Antofagasta profit jumps 52% on record copper prices

Centinela copper mine. (Image courtesy of Minera Centinela.)

Chilean miner Antofagasta posted a 52% jump in annual core profit on Tuesday, as record copper prices offset slightly weaker output, and said its increased capital spending would support production in the medium term.

Earnings before interest, taxes, depreciation and amortization for 2025 leapt to a record $5.2 billion from $3.43 billion a year earlier, in line with analyst expectations as benchmark copper prices surged more than 40% last year.

Antofagasta’s proposed final dividend for 2025 was 48 cents a share, taking its full-year dividend to 64.6 cents a share and representing a pay-out ratio of 50% of underlying earnings. It has kept its policy of returning at least 35% of net earnings to shareholders for more than a decade.

Capital expenditure rose to $3.7 billion last year, exceeding the $3.6 billion forecast as works at its Centinela concentrator peaked. Capex is seen at $3.4 billion in 2026.

Net debt rose to $2.75 billion at the end of 2025, up 69% from a year earlier.

London-listed Antofagasta’s shares sank 3.1% in mid-morning trading, the top loser on London’s FTSE 100 index, which was up 0.4%. The stock has gained almost 11% this year.

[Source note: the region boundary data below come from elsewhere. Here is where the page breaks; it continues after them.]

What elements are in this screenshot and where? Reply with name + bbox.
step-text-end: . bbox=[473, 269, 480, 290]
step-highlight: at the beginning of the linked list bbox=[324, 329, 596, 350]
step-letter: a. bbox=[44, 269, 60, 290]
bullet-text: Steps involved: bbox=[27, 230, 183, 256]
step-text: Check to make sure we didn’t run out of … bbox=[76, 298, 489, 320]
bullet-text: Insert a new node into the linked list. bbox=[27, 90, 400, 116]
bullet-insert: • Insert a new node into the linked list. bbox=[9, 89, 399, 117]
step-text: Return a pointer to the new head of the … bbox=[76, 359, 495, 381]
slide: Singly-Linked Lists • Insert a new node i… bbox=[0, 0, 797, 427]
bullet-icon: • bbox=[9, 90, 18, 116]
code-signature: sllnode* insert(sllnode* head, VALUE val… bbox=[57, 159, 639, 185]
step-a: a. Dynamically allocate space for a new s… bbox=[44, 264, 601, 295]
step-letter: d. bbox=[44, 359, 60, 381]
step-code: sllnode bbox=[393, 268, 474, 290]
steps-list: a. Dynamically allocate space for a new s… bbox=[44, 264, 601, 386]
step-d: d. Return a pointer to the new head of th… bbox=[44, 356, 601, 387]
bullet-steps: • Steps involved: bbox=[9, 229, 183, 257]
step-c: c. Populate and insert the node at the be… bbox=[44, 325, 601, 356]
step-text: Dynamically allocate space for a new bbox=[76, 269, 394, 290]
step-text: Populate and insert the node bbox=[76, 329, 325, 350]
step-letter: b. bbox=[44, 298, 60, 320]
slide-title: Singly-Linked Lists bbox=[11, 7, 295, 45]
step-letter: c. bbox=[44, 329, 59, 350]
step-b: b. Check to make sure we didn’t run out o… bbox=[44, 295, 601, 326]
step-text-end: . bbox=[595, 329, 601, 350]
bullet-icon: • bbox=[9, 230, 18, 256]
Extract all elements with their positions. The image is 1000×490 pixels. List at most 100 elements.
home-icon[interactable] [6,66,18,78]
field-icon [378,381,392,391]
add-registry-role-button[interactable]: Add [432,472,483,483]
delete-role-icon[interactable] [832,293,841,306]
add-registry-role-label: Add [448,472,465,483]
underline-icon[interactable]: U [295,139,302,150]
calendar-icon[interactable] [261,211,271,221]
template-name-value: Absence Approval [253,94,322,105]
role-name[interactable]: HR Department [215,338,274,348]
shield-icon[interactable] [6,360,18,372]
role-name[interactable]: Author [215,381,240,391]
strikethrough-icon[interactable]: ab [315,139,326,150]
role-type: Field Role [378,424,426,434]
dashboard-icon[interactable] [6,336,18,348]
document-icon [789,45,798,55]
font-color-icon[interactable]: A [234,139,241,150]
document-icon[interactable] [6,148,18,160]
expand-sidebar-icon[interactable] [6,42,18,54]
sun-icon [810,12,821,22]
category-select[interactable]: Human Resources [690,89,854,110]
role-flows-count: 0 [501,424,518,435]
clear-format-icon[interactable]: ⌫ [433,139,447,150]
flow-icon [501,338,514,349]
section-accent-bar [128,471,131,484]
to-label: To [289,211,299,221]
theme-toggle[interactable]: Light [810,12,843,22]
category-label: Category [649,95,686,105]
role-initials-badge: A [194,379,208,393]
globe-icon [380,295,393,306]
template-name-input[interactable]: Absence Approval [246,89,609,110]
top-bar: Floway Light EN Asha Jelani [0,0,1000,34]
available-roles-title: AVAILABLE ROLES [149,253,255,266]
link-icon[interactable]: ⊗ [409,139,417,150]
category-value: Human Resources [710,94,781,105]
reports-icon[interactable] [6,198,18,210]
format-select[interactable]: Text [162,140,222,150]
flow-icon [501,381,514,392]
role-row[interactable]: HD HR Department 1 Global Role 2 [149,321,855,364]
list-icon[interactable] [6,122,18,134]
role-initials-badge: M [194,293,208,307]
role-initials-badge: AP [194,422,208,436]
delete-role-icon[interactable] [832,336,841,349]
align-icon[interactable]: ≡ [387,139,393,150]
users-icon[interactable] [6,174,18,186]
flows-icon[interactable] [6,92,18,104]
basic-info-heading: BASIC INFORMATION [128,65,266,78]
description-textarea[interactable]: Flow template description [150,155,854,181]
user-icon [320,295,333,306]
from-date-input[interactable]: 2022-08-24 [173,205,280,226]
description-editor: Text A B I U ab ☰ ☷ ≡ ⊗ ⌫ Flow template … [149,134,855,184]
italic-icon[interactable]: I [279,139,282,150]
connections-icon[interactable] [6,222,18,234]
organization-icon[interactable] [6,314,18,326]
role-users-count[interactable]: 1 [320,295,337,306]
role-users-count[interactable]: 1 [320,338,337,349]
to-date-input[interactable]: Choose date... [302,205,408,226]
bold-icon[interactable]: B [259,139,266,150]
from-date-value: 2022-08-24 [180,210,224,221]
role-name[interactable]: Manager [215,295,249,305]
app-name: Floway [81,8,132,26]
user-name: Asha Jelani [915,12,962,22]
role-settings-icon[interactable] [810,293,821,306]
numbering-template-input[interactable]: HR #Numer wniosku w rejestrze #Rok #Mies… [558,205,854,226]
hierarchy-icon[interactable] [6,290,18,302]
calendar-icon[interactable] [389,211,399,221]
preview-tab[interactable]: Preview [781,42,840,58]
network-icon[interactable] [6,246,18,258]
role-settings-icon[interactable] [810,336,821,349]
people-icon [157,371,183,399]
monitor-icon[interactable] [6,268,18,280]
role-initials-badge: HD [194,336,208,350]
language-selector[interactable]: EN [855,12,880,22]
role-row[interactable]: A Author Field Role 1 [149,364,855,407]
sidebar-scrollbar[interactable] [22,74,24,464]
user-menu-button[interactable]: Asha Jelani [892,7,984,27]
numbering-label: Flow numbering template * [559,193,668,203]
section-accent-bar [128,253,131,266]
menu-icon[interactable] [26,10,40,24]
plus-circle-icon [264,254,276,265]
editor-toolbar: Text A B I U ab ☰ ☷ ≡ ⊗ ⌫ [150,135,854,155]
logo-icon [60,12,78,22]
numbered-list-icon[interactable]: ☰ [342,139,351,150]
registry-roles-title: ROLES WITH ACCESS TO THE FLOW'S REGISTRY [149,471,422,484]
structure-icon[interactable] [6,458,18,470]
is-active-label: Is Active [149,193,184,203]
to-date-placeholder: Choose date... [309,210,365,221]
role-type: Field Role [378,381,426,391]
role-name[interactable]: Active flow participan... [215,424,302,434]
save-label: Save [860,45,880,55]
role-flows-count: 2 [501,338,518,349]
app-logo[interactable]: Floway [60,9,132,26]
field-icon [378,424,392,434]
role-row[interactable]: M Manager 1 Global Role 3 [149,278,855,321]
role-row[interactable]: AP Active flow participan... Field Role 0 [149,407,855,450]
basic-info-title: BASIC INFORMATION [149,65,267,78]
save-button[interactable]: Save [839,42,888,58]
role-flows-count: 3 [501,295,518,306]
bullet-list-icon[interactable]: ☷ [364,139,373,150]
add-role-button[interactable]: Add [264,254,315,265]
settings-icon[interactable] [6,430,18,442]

Peel Hunt noted that a final 2025 dividend of 48 cents a share was below analysts’ consensus and the brokerage’s estimate of 56.5 cents.

Expanding Centinela

Antofagasta, which operates four mines in Chile, has long pursued expanding Centinela to meet rising copper demand.

“I think that the progress that we’ve completed by the end of last year is about 70% of construction already at the Centinela second concentrator,” CEO Ivan Arriagada said on an earnings call.

He later told analysts construction was set to finish in 2027, with production ramping up in 2028 and the first year at full capacity coming in 2029. The unit has an annual processing capacity of 95,000 tons.

Arriagada said Antofagasta viewed Chile’s change of government positively, noting that President-elect Jose Antonio Kast plans to ease permitting and to lower corporate taxes.

The CEO was upbeat on prospects for Antofagasta’s Twin Metals copper, nickel and platinum group metals (PGM) project in Minnesota, which had been delayed by a mining ban.

“With the changing landscape and policy environment in the US, we do expect that we will be able to make some progress in Twin Metals in the near term,” Arriagada said.